Core courses will also be divided differently. Currently, English courses are organized into four period groupings corresponding roughly with historical eras: medieval-Renaissance, 17th and 18th centuries, 19th century and 20th century. The new major will distribute the classes into three groups instead of four, with group I raging from medieval to early modern, group II comprising the 18th and 19th centuries, and group III including 20th-century literature.

English majors will also be required to take a special topics course in addition to an advanced seminar.

Peter Travis, the department chair, said that this requirement will help students bridge the gap between core courses and advanced ones. "We have a large number of core courses, but few 'stepping stones,'" Travis said.

The biology department is holding a town meeting Nov. 24 to discuss the department and suggest improvements. The meeting, open to majors and non-majors, comes after the department received low grades last spring in the Student Assembly's Departmental Report Card survey, in which students rated different departments. The biology department was given a grade of 68, or C-plus.
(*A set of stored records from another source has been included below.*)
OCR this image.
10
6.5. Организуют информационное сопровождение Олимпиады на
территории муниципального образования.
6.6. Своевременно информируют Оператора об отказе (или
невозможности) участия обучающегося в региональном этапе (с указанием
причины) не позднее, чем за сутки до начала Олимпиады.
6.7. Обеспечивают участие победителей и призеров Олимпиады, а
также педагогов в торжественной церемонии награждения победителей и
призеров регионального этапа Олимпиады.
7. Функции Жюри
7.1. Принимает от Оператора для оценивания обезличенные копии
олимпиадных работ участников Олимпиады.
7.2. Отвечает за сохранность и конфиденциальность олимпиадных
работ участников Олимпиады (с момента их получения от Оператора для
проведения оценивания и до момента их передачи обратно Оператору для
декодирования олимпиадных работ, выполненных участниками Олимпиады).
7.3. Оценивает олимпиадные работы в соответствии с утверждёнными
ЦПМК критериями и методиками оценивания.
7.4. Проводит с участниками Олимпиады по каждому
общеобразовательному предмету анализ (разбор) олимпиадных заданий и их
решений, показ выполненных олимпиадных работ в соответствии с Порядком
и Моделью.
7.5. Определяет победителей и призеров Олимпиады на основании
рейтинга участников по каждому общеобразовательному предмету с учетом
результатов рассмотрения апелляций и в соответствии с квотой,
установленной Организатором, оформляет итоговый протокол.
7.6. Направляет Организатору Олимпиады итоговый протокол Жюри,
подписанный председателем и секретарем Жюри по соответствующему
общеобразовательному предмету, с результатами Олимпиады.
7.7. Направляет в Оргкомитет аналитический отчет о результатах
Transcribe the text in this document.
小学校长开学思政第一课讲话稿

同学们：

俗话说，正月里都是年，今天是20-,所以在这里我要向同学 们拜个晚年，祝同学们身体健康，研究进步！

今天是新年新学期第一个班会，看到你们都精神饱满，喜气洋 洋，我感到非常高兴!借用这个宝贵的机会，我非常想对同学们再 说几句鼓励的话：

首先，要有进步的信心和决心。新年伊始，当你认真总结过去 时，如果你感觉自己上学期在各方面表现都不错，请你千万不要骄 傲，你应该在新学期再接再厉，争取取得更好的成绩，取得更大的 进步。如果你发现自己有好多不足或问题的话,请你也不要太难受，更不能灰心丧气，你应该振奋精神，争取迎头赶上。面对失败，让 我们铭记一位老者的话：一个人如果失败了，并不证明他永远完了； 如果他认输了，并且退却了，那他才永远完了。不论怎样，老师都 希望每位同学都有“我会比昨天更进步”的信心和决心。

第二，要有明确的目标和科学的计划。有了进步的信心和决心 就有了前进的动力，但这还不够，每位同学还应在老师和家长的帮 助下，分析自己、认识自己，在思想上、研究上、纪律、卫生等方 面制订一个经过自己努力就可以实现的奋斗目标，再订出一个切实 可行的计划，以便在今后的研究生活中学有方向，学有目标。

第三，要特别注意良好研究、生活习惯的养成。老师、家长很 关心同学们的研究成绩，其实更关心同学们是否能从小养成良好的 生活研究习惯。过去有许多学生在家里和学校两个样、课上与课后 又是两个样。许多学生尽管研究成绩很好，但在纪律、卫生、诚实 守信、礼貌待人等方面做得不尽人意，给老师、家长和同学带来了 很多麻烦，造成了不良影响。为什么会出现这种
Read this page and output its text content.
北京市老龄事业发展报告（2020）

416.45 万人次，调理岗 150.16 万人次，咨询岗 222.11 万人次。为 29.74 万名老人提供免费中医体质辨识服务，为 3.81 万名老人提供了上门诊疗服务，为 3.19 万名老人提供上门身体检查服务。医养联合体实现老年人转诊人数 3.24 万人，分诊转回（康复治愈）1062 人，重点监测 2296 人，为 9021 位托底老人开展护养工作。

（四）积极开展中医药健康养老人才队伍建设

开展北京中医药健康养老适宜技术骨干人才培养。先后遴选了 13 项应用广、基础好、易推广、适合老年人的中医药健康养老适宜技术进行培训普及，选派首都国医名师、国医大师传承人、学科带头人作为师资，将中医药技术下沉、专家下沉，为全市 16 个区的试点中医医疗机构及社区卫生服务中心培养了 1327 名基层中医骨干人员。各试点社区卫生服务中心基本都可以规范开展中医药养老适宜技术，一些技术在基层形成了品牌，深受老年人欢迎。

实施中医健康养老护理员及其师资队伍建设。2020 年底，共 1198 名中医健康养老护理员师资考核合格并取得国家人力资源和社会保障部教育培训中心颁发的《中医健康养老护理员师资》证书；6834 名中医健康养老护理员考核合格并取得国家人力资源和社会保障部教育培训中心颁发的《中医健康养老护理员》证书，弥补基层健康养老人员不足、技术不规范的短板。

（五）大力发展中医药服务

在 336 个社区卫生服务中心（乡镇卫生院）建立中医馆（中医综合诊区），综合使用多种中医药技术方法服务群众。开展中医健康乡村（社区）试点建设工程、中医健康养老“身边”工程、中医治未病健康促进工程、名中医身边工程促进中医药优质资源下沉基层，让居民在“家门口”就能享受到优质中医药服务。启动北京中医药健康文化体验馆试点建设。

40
"It is a sign that we should be looking at the department holistically," medicine and biochemistry Professor Lee Witters said. "By some of the SA's criteria, the department didn't look so good."

He called the meeting a sign that "this department is listening and responding."

"We have a large number of majors, and lots of students that take our courses," Witters said. "We want to engage them in a constructive dialogue."

Biology major Swathi Gopalakrishnan '04 said that biology professors could be more approachable, but "the fact that they are having this meeting is a giant step forward."

The sense that the biology department is "big and intimidating" is also a complaint of Christina Buchter '03. "I wish it was a smaller and cozier department," Buchter said.

Witters did not mention any specific goals of the department, stressing that the meeting was "the beginning of a process."

"I am very open-minded about this right now," Witters said.

The English department has already approved its major changes, and they are now being considered by the humanities chairs.

Travis sees the theory requirement and the special topics course requirement as the key changes to the major.

"We have for a long time required a theory course for honors majors, and we feel that we have two kinds of students -- those who have had a theory course and those who haven't. It makes students more sophisticated literary interpreters," he said

Upon coming to Dartmouth, Allison Toombs '04 was surprised to hear that there was no theory requirement. "It teaches you how to look at writing," Toombs said.

The requirement of an intermediate seminar will also he helpful, English major Mari Bennet '03 said, since they are smaller classes and stimulate more discussion.

"The larger major courses weren't as engaging," Bennett said.